Ling Xiang, Wu Lingfei, Wang Saizhuo, Ma Tengfei, Xu Fangli, Liu Alex X, Wu Chunming, Ji Shouling
IEEE Trans Neural Netw Learn Syst. 2023 Feb;34(2):799-813. doi: 10.1109/TNNLS.2021.3102234. Epub 2023 Feb 3.
While the celebrated graph neural networks (GNNs) yield effective representations for individual nodes of a graph, there has been relatively less success in extending to the task of graph similarity learning. Recent work on graph similarity learning has considered either global-level graph-graph interactions or low-level node-node interactions, however, ignoring the rich cross-level interactions (e.g., between each node of one graph and the other whole graph). In this article, we propose a multilevel graph matching network (MGMN) framework for computing the graph similarity between any pair of graph-structured objects in an end-to-end fashion. In particular, the proposed MGMN consists of a node-graph matching network (NGMN) for effectively learning cross-level interactions between each node of one graph and the other whole graph, and a siamese GNN to learn global-level interactions between two input graphs. Furthermore, to compensate for the lack of standard benchmark datasets, we have created and collected a set of datasets for both the graph-graph classification and graph-graph regression tasks with different sizes in order to evaluate the effectiveness and robustness of our models. Comprehensive experiments demonstrate that MGMN consistently outperforms state-of-the-art baseline models on both the graph-graph classification and graph-graph regression tasks. Compared with previous work, multilevel graph matching network (MGMN) also exhibits stronger robustness as the sizes of the two input graphs increase.

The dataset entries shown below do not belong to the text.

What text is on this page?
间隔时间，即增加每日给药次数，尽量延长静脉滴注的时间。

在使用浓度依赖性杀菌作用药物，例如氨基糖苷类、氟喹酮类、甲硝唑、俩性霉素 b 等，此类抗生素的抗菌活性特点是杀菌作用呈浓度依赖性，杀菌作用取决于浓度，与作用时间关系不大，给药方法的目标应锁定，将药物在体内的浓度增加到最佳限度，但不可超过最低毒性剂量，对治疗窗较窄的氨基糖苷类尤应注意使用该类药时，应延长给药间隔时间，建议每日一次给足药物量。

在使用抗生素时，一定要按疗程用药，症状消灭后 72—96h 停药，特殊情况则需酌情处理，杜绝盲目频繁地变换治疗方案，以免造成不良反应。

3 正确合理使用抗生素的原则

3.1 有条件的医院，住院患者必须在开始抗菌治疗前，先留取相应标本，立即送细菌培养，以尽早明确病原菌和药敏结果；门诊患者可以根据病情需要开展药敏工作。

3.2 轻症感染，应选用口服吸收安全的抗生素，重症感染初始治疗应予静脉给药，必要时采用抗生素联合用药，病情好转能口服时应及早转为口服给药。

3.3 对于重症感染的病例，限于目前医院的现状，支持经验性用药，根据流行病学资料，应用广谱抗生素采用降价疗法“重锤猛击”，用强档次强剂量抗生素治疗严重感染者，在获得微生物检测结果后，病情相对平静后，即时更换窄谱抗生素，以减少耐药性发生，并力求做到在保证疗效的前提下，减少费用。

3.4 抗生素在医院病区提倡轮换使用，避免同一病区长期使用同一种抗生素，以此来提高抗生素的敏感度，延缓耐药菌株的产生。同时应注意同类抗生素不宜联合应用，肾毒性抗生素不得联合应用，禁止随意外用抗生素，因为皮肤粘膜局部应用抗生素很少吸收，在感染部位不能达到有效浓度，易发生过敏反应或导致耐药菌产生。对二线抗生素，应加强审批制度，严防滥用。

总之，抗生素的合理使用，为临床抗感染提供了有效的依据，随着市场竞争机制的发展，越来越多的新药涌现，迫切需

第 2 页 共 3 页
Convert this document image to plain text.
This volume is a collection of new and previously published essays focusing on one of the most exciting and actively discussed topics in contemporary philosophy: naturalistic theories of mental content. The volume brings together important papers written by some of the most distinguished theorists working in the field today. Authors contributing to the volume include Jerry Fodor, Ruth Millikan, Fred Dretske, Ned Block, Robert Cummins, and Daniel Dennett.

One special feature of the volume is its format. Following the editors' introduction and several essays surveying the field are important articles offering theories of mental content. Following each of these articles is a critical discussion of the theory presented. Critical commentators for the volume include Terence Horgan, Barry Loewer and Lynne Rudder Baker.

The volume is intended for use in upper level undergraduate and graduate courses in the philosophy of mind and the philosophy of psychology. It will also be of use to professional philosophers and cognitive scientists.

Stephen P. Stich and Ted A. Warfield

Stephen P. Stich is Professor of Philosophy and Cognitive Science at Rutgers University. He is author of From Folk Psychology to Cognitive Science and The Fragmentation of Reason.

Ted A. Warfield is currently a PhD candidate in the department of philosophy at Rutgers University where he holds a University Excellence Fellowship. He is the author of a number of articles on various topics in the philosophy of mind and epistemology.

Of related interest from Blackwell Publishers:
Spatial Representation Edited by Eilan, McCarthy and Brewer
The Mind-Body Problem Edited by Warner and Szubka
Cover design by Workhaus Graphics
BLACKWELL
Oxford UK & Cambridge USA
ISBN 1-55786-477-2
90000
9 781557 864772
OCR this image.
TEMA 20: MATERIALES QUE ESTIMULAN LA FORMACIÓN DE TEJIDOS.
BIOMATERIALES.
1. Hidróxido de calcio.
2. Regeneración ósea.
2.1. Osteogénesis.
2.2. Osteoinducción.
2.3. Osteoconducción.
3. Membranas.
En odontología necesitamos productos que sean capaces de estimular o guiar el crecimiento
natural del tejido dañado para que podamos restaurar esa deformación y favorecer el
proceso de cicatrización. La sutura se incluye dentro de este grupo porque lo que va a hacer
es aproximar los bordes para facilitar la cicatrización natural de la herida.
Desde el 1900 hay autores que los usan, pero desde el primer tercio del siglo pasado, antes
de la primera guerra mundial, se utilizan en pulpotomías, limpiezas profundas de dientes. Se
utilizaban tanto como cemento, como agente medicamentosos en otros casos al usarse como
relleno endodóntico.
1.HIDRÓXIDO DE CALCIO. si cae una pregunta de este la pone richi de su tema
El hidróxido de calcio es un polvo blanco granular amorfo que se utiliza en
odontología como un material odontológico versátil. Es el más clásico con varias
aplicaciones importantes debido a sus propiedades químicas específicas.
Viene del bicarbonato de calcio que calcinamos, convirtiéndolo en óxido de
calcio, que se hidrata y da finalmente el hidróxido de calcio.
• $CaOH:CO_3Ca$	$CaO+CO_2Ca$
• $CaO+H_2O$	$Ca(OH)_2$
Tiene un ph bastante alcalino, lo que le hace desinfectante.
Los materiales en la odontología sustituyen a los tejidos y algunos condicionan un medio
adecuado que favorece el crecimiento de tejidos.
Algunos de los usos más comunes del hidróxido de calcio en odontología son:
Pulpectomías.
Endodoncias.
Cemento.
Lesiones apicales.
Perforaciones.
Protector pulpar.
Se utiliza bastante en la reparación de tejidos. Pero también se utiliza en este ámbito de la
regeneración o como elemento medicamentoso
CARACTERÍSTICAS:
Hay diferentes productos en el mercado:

尽管著名的图神经网络(GNN)能为图的各个节点生成有效的表示,但在扩展到图相似性学习任务方面取得的成功相对较少。最近关于图相似性学习的工作要么考虑全局级别的图-图交互,要么考虑低级别的节点-节点交互,然而,却忽略了丰富的跨级别交互(例如,一个图的每个节点与另一个完整图之间的交互)。在本文中,我们提出了一种多级图匹配网络(MGMN)框架,用于以端到端的方式计算任意一对图结构对象之间的图相似性。具体而言,所提出的MGMN由一个节点-图匹配网络(NGMN)和一个孪生GNN组成,前者用于有效学习一个图的每个节点与另一个完整图之间的跨级别交互,后者用于学习两个输入图之间的全局级交互。此外,为了弥补标准基准数据集的不足,我们创建并收集了一组用于图-图分类和图-图回归任务的不同规模的数据集,以评估我们模型的有效性和鲁棒性。综合实验表明,MGMN在图-图分类和图-图回归任务上始终优于当前的基线模型。与先前的工作相比,随着两个输入图规模的增加,多级图匹配网络(MGMN)也表现出更强的鲁棒性。